By: Lauren Middleton, Captain, 2016-2017
According to the Centers for Disease Control and Prevention (CDC), bioterrorism is defined as “the deliberate release of viruses, bacteria, or other germs (agents) used to cause illness or death in people, animals, or plants…” These agents are classified into three categories based on their potential risk. Category A contains the highest priority agents that are easily transmissible, result in high mortality, and would cause major systemic disturbances (1). Category A includes anthrax, botulinum, Ebola virus, and plague (2). Since these agents are found in the environment, it can be difficult to distinguish accidents and natural causes from harmful intent.
Bioterrorism is not a new threat. One of the earliest recordings of a major bioterrorist attack was in the 1346 Siege of Caffa in which the Mongols threw bodies infected with plague over the city walls (3). In more recent history, there have been attacks using botulinum, salmonella, and anthrax. Although the 2001 anthrax attack was a relatively small scale event with only 22 cases, 35,000 people were vaccinated against anthrax and smallpox and the government was in turmoil. The stock of smallpox vaccine had been almost depleted because it was considered eradicated in 1980. Since then, larger amounts of the vaccine have been stored (4). Plans have also been put into place on how to respond to bioterrorism and highly infectious diseases such as Ebola and Zika (5).
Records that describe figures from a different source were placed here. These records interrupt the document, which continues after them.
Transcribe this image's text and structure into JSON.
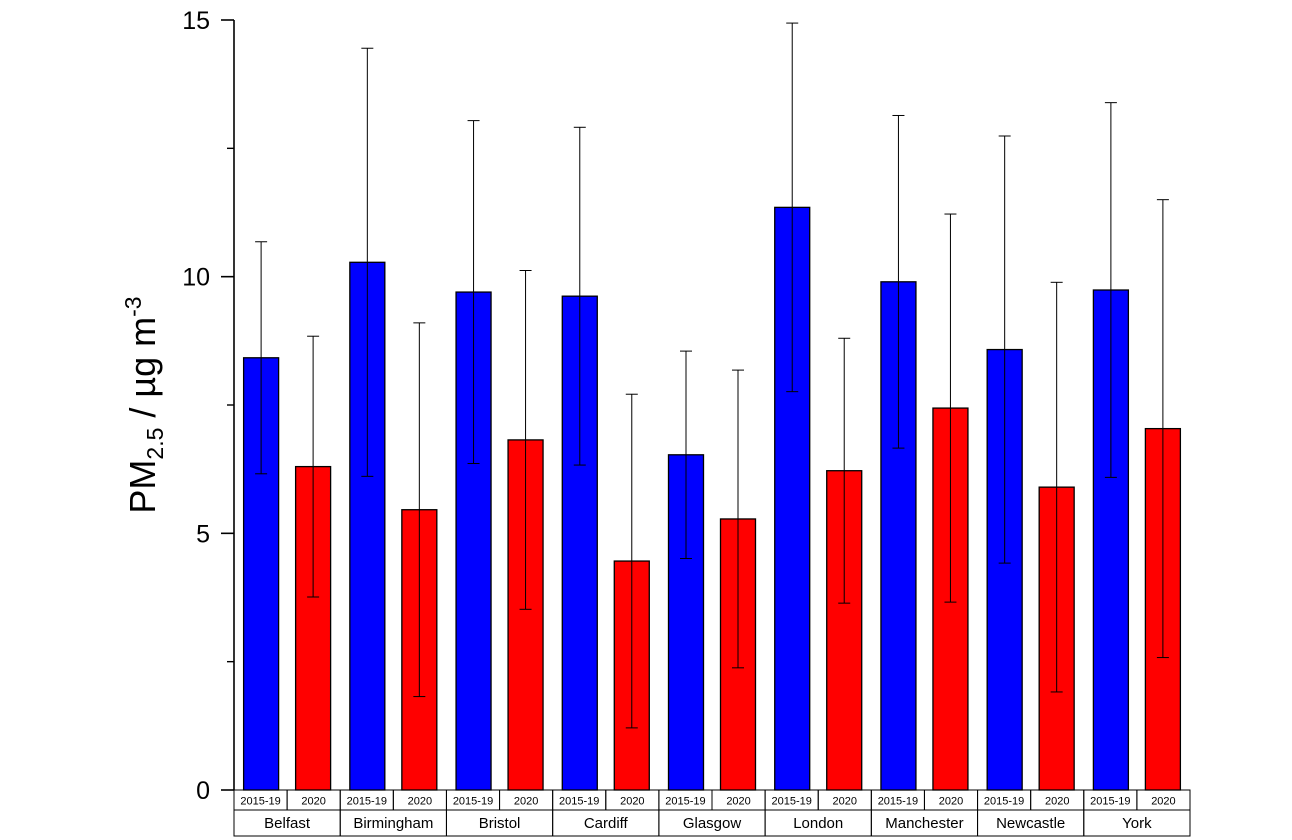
{
  "chart_data": {
    "type": "bar",
    "title": "",
    "xlabel": "",
    "ylabel": {
      "base": "PM",
      "sub": "2.5",
      "middle": " / µg m",
      "sup": "-3"
    },
    "ylim": [
      0,
      15
    ],
    "yticks": [
      0,
      5,
      10,
      15
    ],
    "grid": false,
    "legend": "none",
    "categories": [
      "Belfast",
      "Birmingham",
      "Bristol",
      "Cardiff",
      "Glasgow",
      "London",
      "Manchester",
      "Newcastle",
      "York"
    ],
    "series": [
      {
        "label": "2015-19",
        "color": "#0000ff",
        "values": [
          8.42,
          10.28,
          9.7,
          9.62,
          6.53,
          11.35,
          9.9,
          8.58,
          9.74
        ],
        "error": [
          2.26,
          4.17,
          3.34,
          3.29,
          2.02,
          3.59,
          3.24,
          4.16,
          3.65
        ]
      },
      {
        "label": "2020",
        "color": "#ff0000",
        "values": [
          6.3,
          5.46,
          6.82,
          4.46,
          5.28,
          6.22,
          7.44,
          5.9,
          7.04
        ],
        "error": [
          2.54,
          3.64,
          3.3,
          3.25,
          2.9,
          2.58,
          3.78,
          3.99,
          4.46
        ]
      }
    ]
  }
}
Rapid identification and response are important elements in limiting the severity of a natural outbreak or attack. Healthcare workers, including first responders, play an important role in minimizing the disease spread. Starting on October 4, 2014, dispatchers asked about any recent travel to Ebola-affected countries for patients complaining of fever. If the patient had travelled to West Africa, a specially trained Haz-Tac team was dispatched rather than the nearest EMS. From December 2014 to February 2015, 3090 EMS responders were trained in putting on and using the appropriate personal protective equipment (PPE). They were also trained in asking about travel to West African countries for patients with symptoms suggestive of Ebola (6). In June 2016, New York implemented training programs for first responders to protect themselves and safely treat patients infected with high risk diseases such as Ebola and Zika (7). Emergency responders can help by identifying potentially infected patients by knowing which symptoms to look for. Training such as in these examples could be used to minimize illnesses and deaths following a bioterrorist attack.